Ah, the client greeting. Dad’s got his headset on, no time to check caller IDs.
“Did you know there’s a nail sticking out of the cellar steps?” I dab at the blood oozing from my calf onto his bathroom floor and measure my breathing. If I faint, I doubt he’ll register the thunk as me cracking my skull open. Just bad reception, he’d think.
“Theo?” Papers shuffle; he mutters something to Kimberly, his secretary. “Which cellar?”
“Hamptons.”
“You’re still o
ut there? It’s November. Everyone’s left.” Clacking keys fill the room, along with slurping—probably a smoothie, instead of a real lunch. The soundtrack of a chronic multi-tasker.
“It cut my leg open.” I finish dressing the wound and get myself some water until the dizziness passes. “Where’s the hammer? I’ll fix it.”
“Hammer....” He hums, but he’s not really thinking about my question: just working through his current task, until his brain frees up enough cells to remember what a hammer actually is. “Oh! Hammer. Yeah, you know...I don’t think we have one. Call Jack.”
“I’m not calling a contractor over one nail, Dad.” I scrub my face and look at my reflection. The paleness is fading, but the circles under my eyes still look like bruises.

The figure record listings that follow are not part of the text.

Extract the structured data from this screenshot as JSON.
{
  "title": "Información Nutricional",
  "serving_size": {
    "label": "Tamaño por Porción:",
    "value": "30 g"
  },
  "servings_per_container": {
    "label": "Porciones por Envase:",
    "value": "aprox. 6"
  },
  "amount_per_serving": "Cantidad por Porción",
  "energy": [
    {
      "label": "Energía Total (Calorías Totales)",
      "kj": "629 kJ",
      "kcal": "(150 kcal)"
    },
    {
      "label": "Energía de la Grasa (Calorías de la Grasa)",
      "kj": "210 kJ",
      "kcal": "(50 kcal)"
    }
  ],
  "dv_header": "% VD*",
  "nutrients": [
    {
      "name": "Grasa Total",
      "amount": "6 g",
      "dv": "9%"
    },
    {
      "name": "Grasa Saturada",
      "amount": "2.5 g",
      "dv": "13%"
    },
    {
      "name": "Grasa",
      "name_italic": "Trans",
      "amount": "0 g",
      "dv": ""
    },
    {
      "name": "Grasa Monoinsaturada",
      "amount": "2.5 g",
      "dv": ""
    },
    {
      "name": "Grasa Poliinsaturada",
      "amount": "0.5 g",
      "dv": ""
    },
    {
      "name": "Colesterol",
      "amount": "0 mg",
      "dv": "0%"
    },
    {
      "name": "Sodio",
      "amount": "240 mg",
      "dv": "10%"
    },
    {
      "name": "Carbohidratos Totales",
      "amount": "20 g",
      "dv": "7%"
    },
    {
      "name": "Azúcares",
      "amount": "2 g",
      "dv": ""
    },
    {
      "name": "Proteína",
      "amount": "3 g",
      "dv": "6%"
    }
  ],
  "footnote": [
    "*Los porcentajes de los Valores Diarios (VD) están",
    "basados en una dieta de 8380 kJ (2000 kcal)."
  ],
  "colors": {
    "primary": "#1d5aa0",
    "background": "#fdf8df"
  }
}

I should be catching up on sleep.
Instead, here I am looking up the nearest hardware store to buy a hammer, to fix a single rogue nail, on stairs I never use unless guests are here.
And, as my father so astutely pointed out: everyone’s left.
We hang up when his secretary reminds him he’s got a meeting in two minutes. He tells me he’ll call later tonight. I pretend I believe it.
Downstairs, I wipe up the blood I left at the top of the wine cellar steps. The smell gets to me the most: like digging through a jar of patina-riddled pennies.
Next on the agenda is the wine I dropped when I fell, on the way to put it back. After all, there’s no one to drink it with. My last guests of the summer are long gone, having stayed until Halloween out of some combination of pity and having nowhere else to be.